On the one hand you could skip 2008 though this leads to the question of when would 2010 be adopted: Upon first release, first service pack release, or some other milestone? This may lead to creating more legacy code if you stay locked in on 2005 using the 2.0 framework and others move onto other frameworks. Even if you switch to 2008, it can still target the 2.0 framework so that that upgrade of the .Net framework may happen separately which some may like. Another key point in this camp is who does the research to evaluate the differences between versions to see which is worth the shift.
On the other, you could suggest that there be a continuous strategy of preparing to upgrade every 3 years or so as the Visual Studio releases of the past decade were roughly 2002, 2003, 2005 and 2008 so far. This would seem to me to be the better approach as there is more of a constant evolution going on rather than staying locked in at all. In this case there may be new features that get used since the new tools come quickly compared to the first case where the shift may be viewed as a large step whereas in this case it isn't that big since you are always looking to move in 2-3 years.
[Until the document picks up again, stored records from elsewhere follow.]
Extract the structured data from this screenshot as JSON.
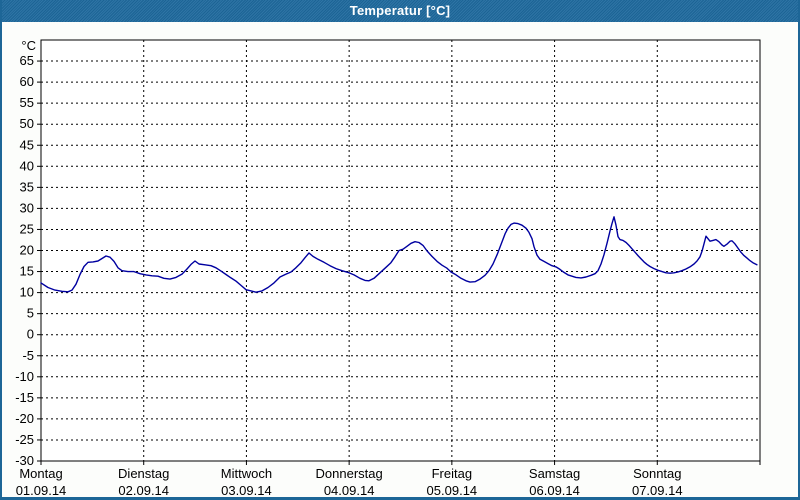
{
  "window": {
    "title": "Temperatur [°C]"
  },
  "colors": {
    "titlebar": "#1E6A9E",
    "border": "#1D6697",
    "background": "#FCFDFB",
    "plot_background": "#FFFFFF",
    "line": "#0000A0",
    "grid": "#000000",
    "text": "#000000"
  },
  "chart_data": {
    "type": "line",
    "title": "Temperatur [°C]",
    "ylabel": "°C",
    "ylim": [
      -30,
      70
    ],
    "y_tick_min": -30,
    "y_tick_max": 65,
    "y_tick_step": 5,
    "grid": "dashed",
    "legend_position": "none",
    "x_axis": {
      "unit": "day",
      "days": [
        {
          "name": "Montag",
          "date": "01.09.14"
        },
        {
          "name": "Dienstag",
          "date": "02.09.14"
        },
        {
          "name": "Mittwoch",
          "date": "03.09.14"
        },
        {
          "name": "Donnerstag",
          "date": "04.09.14"
        },
        {
          "name": "Freitag",
          "date": "05.09.14"
        },
        {
          "name": "Samstag",
          "date": "06.09.14"
        },
        {
          "name": "Sonntag",
          "date": "07.09.14"
        }
      ]
    },
    "series": [
      {
        "name": "Temperatur",
        "color": "#0000A0",
        "points_day_temp": [
          [
            0,
            12.3
          ],
          [
            0.068,
            11.2
          ],
          [
            0.136,
            10.6
          ],
          [
            0.204,
            10.3
          ],
          [
            0.263,
            10.2
          ],
          [
            0.302,
            10.6
          ],
          [
            0.341,
            12
          ],
          [
            0.38,
            14.3
          ],
          [
            0.419,
            16.2
          ],
          [
            0.458,
            17.2
          ],
          [
            0.506,
            17.3
          ],
          [
            0.555,
            17.5
          ],
          [
            0.594,
            18.1
          ],
          [
            0.633,
            18.7
          ],
          [
            0.672,
            18.4
          ],
          [
            0.711,
            17.4
          ],
          [
            0.75,
            15.9
          ],
          [
            0.789,
            15.2
          ],
          [
            0.847,
            15
          ],
          [
            0.905,
            15
          ],
          [
            0.964,
            14.5
          ],
          [
            1.022,
            14.2
          ],
          [
            1.081,
            14
          ],
          [
            1.139,
            13.9
          ],
          [
            1.197,
            13.4
          ],
          [
            1.256,
            13.2
          ],
          [
            1.314,
            13.6
          ],
          [
            1.373,
            14.4
          ],
          [
            1.421,
            15.6
          ],
          [
            1.46,
            16.7
          ],
          [
            1.499,
            17.5
          ],
          [
            1.538,
            16.8
          ],
          [
            1.597,
            16.6
          ],
          [
            1.655,
            16.4
          ],
          [
            1.704,
            15.9
          ],
          [
            1.752,
            15.1
          ],
          [
            1.801,
            14.3
          ],
          [
            1.85,
            13.5
          ],
          [
            1.899,
            12.7
          ],
          [
            1.947,
            11.7
          ],
          [
            1.996,
            10.7
          ],
          [
            2.045,
            10.4
          ],
          [
            2.093,
            10.1
          ],
          [
            2.152,
            10.4
          ],
          [
            2.21,
            11.2
          ],
          [
            2.268,
            12.3
          ],
          [
            2.327,
            13.7
          ],
          [
            2.385,
            14.4
          ],
          [
            2.434,
            14.9
          ],
          [
            2.482,
            15.9
          ],
          [
            2.531,
            17.1
          ],
          [
            2.57,
            18.3
          ],
          [
            2.609,
            19.4
          ],
          [
            2.648,
            18.6
          ],
          [
            2.697,
            17.9
          ],
          [
            2.755,
            17.2
          ],
          [
            2.814,
            16.4
          ],
          [
            2.872,
            15.7
          ],
          [
            2.93,
            15.2
          ],
          [
            2.989,
            14.8
          ],
          [
            3.047,
            14.2
          ],
          [
            3.106,
            13.4
          ],
          [
            3.154,
            12.9
          ],
          [
            3.193,
            12.8
          ],
          [
            3.242,
            13.4
          ],
          [
            3.3,
            14.7
          ],
          [
            3.359,
            16
          ],
          [
            3.407,
            17.1
          ],
          [
            3.446,
            18.5
          ],
          [
            3.485,
            20
          ],
          [
            3.524,
            20.3
          ],
          [
            3.563,
            21
          ],
          [
            3.602,
            21.7
          ],
          [
            3.641,
            22.1
          ],
          [
            3.68,
            21.9
          ],
          [
            3.719,
            21.2
          ],
          [
            3.758,
            19.9
          ],
          [
            3.807,
            18.6
          ],
          [
            3.856,
            17.4
          ],
          [
            3.904,
            16.5
          ],
          [
            3.953,
            15.8
          ],
          [
            3.992,
            14.9
          ],
          [
            4.041,
            14.2
          ],
          [
            4.089,
            13.4
          ],
          [
            4.138,
            12.8
          ],
          [
            4.177,
            12.5
          ],
          [
            4.225,
            12.6
          ],
          [
            4.274,
            13.2
          ],
          [
            4.323,
            14.1
          ],
          [
            4.362,
            15.2
          ],
          [
            4.401,
            16.8
          ],
          [
            4.44,
            19
          ],
          [
            4.479,
            21.5
          ],
          [
            4.518,
            24
          ],
          [
            4.547,
            25.3
          ],
          [
            4.576,
            26.2
          ],
          [
            4.605,
            26.5
          ],
          [
            4.644,
            26.4
          ],
          [
            4.683,
            26
          ],
          [
            4.722,
            25.3
          ],
          [
            4.751,
            24.3
          ],
          [
            4.78,
            22.8
          ],
          [
            4.8,
            20.9
          ],
          [
            4.829,
            18.9
          ],
          [
            4.858,
            17.9
          ],
          [
            4.897,
            17.4
          ],
          [
            4.936,
            16.9
          ],
          [
            4.975,
            16.4
          ],
          [
            5.014,
            16.1
          ],
          [
            5.053,
            15.5
          ],
          [
            5.092,
            14.8
          ],
          [
            5.131,
            14.2
          ],
          [
            5.17,
            13.9
          ],
          [
            5.208,
            13.6
          ],
          [
            5.257,
            13.5
          ],
          [
            5.306,
            13.7
          ],
          [
            5.355,
            14.1
          ],
          [
            5.394,
            14.5
          ],
          [
            5.423,
            15.2
          ],
          [
            5.452,
            16.8
          ],
          [
            5.481,
            19
          ],
          [
            5.511,
            21.8
          ],
          [
            5.54,
            24.6
          ],
          [
            5.559,
            26.4
          ],
          [
            5.579,
            28
          ],
          [
            5.598,
            26
          ],
          [
            5.618,
            23.3
          ],
          [
            5.637,
            22.6
          ],
          [
            5.666,
            22.4
          ],
          [
            5.696,
            21.9
          ],
          [
            5.725,
            21.2
          ],
          [
            5.754,
            20.4
          ],
          [
            5.783,
            19.6
          ],
          [
            5.812,
            18.8
          ],
          [
            5.842,
            18
          ],
          [
            5.871,
            17.3
          ],
          [
            5.9,
            16.7
          ],
          [
            5.929,
            16.2
          ],
          [
            5.968,
            15.7
          ],
          [
            6.007,
            15.3
          ],
          [
            6.046,
            15
          ],
          [
            6.085,
            14.7
          ],
          [
            6.124,
            14.6
          ],
          [
            6.163,
            14.7
          ],
          [
            6.202,
            14.9
          ],
          [
            6.24,
            15.2
          ],
          [
            6.279,
            15.6
          ],
          [
            6.318,
            16.1
          ],
          [
            6.357,
            16.8
          ],
          [
            6.387,
            17.5
          ],
          [
            6.416,
            18.5
          ],
          [
            6.435,
            19.8
          ],
          [
            6.455,
            21.6
          ],
          [
            6.474,
            23.4
          ],
          [
            6.494,
            22.8
          ],
          [
            6.513,
            22.2
          ],
          [
            6.542,
            22.4
          ],
          [
            6.571,
            22.6
          ],
          [
            6.6,
            22.1
          ],
          [
            6.63,
            21.3
          ],
          [
            6.649,
            21
          ],
          [
            6.678,
            21.5
          ],
          [
            6.708,
            22.2
          ],
          [
            6.727,
            22.3
          ],
          [
            6.756,
            21.6
          ],
          [
            6.785,
            20.6
          ],
          [
            6.814,
            19.6
          ],
          [
            6.844,
            18.8
          ],
          [
            6.873,
            18.2
          ],
          [
            6.902,
            17.6
          ],
          [
            6.931,
            17.1
          ],
          [
            6.97,
            16.6
          ]
        ]
      }
    ]
  }
}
Course as I say this my old work machine has Visual Studio 2003, 2005 and 2008, so I am kind of in that latter camp which makes sense to me. I remember 10 years ago my work machine had NT 4.0, Pentium II 333 MHz processor, 64 MB of RAM and a 4 GB hard drive that had to be 2 partitions as it wouldn't let one partition be that big. Now my work machine has 4 GB of RAM alone, a 2.66 GHz dual core processor and a 160 GB hard drive. Could I in another 10 years have a machine with hundreds of GBs of RAM? While that may seem ridiculous, if I were sharing a machine with a handful of other developers, it may make sense to divide up a huge amount of memory amongst us all.